I do not doubt that “countless hours in prayer and discussion” were engaged in prior to deciding Maddi’s discipline. I don’t doubt that the administration cares deeply for each of its students. I agree that I do agree that the “conduct of your children is not everyone’s business” and even more so, that discipline is “not the absence of love, but the application of love.” However, the conduct and disciplinary measures of your school does become “everyone’s business” when such actions will likely influence the behaviors of others within the community (i.e. in the model set as to how to treat a pregnant student and the real potential to influence students away from the church and pro-life values) as well as will impose a public example of one student (by banning Maddi, and only Maddi, from walking at graduation).
With any private or even public institution, there are rules to which students must be held accountable. In a Christian school, those rules must respect the school’s faith traditions and ideally lead students towards a deeper understanding of their faith.
Disciplining Maddi is not the issue. Her discipline was decided, communicated, and executed. For the most part, this was done so with care for the family’s privacy and with fair response to the pledge broken (i.e. “abstaining from sexual immorality and from the use of alcohol, tobacco, and illegal drugs”).
However, my primary and continued complaint is that the disciplinary actions of the administration has extended far beyond accountability for the broken pledge regarding premarital sex. That accountability was served justly and humbly in Maddi’s confession, her suspension, and her removal from leadership positions. What was initially a punitive and learning moment has transformed into a public lesson (before this even was announced to the media). By banning Maddi from walking at graduation, the administration and board collectively decided on a disciplinary measure of an obviously public nature.
By banning her and her alone, the administration and board collectively decided to make a public example of one student and has either intentionally or unintentionally communicated to the school community that pregnancy (not simply premarital sex) is a shame and should not be observed within our school community.
To some observers, walking at graduation may appear to be of little importance. In fact, some students even willingly choose to abstain from graduation events and ceremonies.
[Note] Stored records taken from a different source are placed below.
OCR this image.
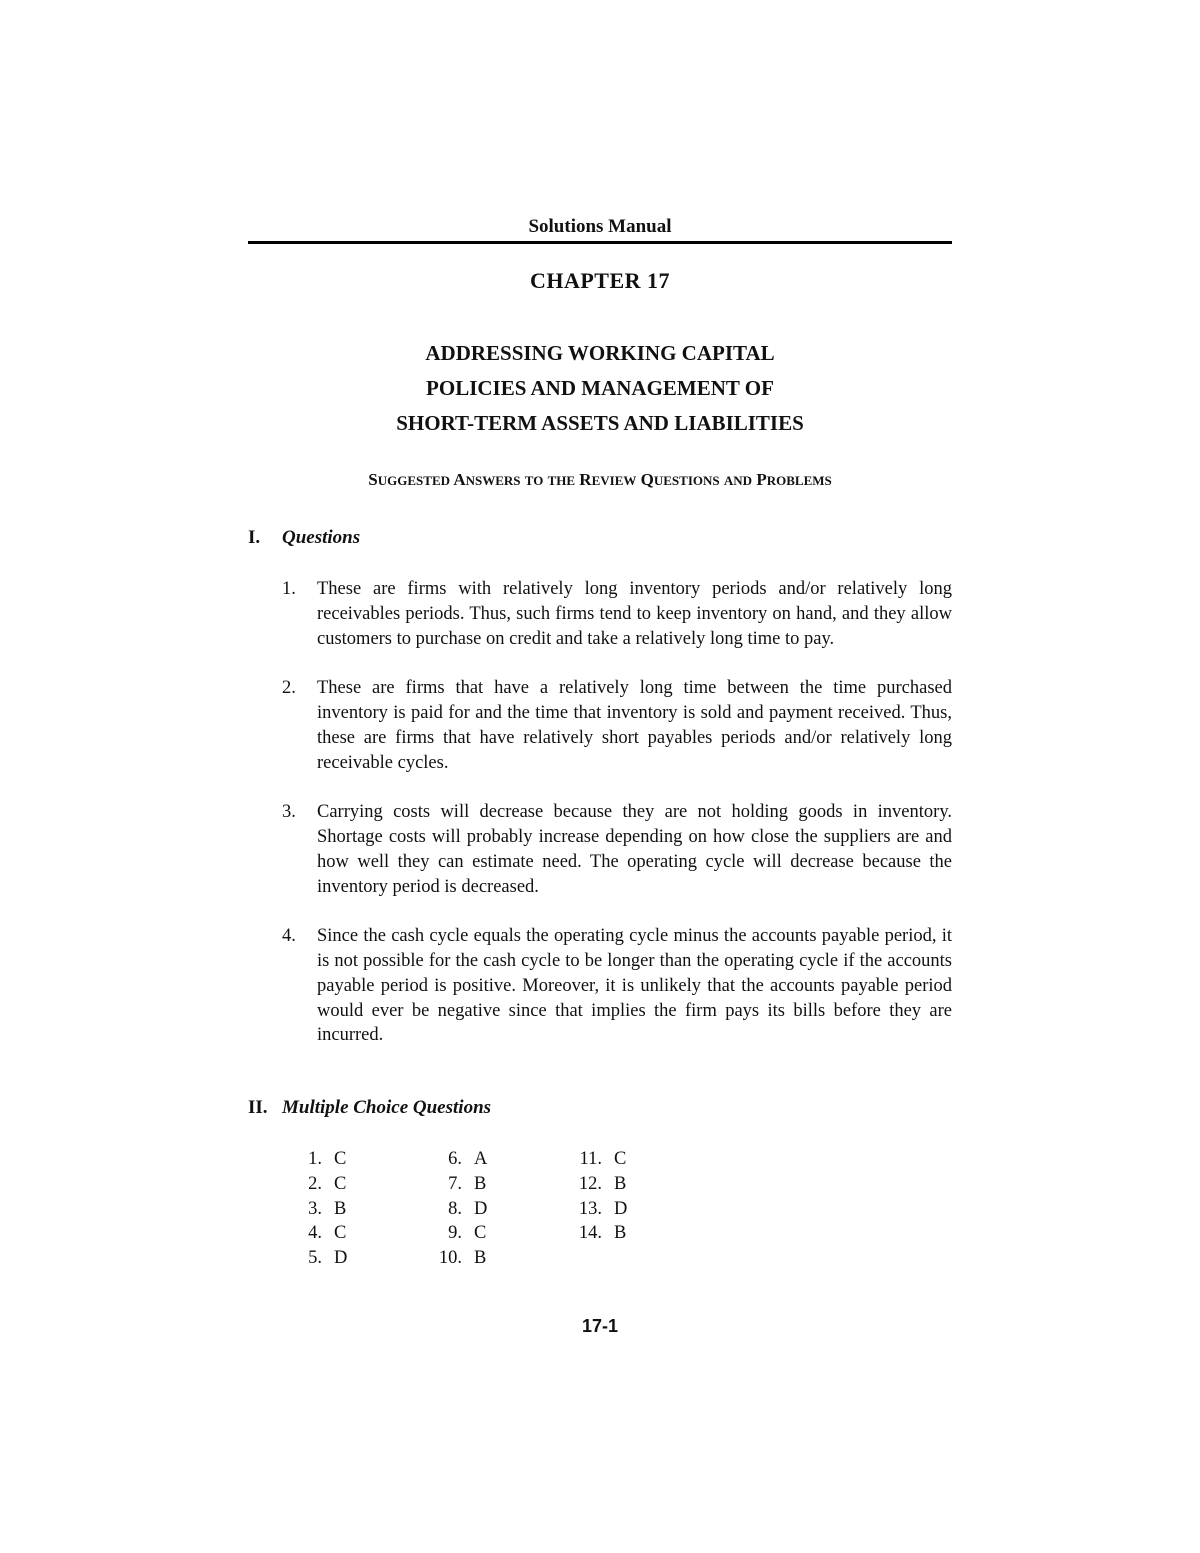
Solutions Manual
CHAPTER 17
ADDRESSING WORKING CAPITAL
POLICIES AND MANAGEMENT OF
SHORT-TERM ASSETS AND LIABILITIES
SUGGESTED ANSWERS TO THE REVIEW QUESTIONS AND PROBLEMS
I. Questions
1. These are firms with relatively long inventory periods and/or relatively long receivables periods. Thus, such firms tend to keep inventory on hand, and they allow customers to purchase on credit and take a relatively long time to pay.
2. These are firms that have a relatively long time between the time purchased inventory is paid for and the time that inventory is sold and payment received. Thus, these are firms that have relatively short payables periods and/or relatively long receivable cycles.
3. Carrying costs will decrease because they are not holding goods in inventory. Shortage costs will probably increase depending on how close the suppliers are and how well they can estimate need. The operating cycle will decrease because the inventory period is decreased.
4. Since the cash cycle equals the operating cycle minus the accounts payable period, it is not possible for the cash cycle to be longer than the operating cycle if the accounts payable period is positive. Moreover, it is unlikely that the accounts payable period would ever be negative since that implies the firm pays its bills before they are incurred.
II. Multiple Choice Questions
1. C
2. C
3. B
4. C
5. D
6. A
7. B
8. D
9. C
10. B
11. C
12. B
13. D
14. B
17-1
However, in this situation this honor is notably being given great importance in that the administration and board has decided that it is too great of an honor or too obvious of a platform to present on which to present a pregnant girl with her earned academic achievements.
In the past five years, no other student has been banned from walking at graduation for failing to abstain “from sexual immorality and from the use of alcohol, tobacco, and illegal drugs.” From what we’ve learned thus far*, the last known cases of this happening occurred in the 70s and 80s. Currently, Maddi is the only student banned from walking at graduation. In a class of only 15 students, her absence will be obvious and can only be explained in that her immorality is visible (unlike the errs of past and present students).
Maddi has been disciplined and humbled before her school community, her teachers, and her peers. She has already faced months of ridicule and criticism, and she continues to confront the scorn of peers and strangers. Her decisions to publicly share her story came only after her family’s unsuccessful attempts to reason with the administration and the board regarding this final matter. She has repeatedly defended the school, even today posting “I, in no way want to see Heritage Academy fail. I love my school.”
It appears that the school is not satisfied that she has repented of and been held accountable for her initial offense, and that satisfaction of such only comes at a public cost (i.e. not walking at graduation).
To be clear, I called Mr. Hobbs to privately discuss this matter, to explain our position, and to come to a compassionate understanding and resolution. Certainly all involved (including myself) would have preferred a private, internal resolution to this very difficult situation [his letter to me available here]. It did not have to be this way, but here we are. And in this light, all will be judged in how this situation has been handled.
*This post has been edited to reflect new information. According to a Heritage Academy student (who attended in the late 70’s and early 80’s), there were 3 students who were banned the right to walk at graduation. We believe that this information does not change the concern that banning visibly pregnant students from graduation is excessive and does not encourage a life-affirming culture within the student body.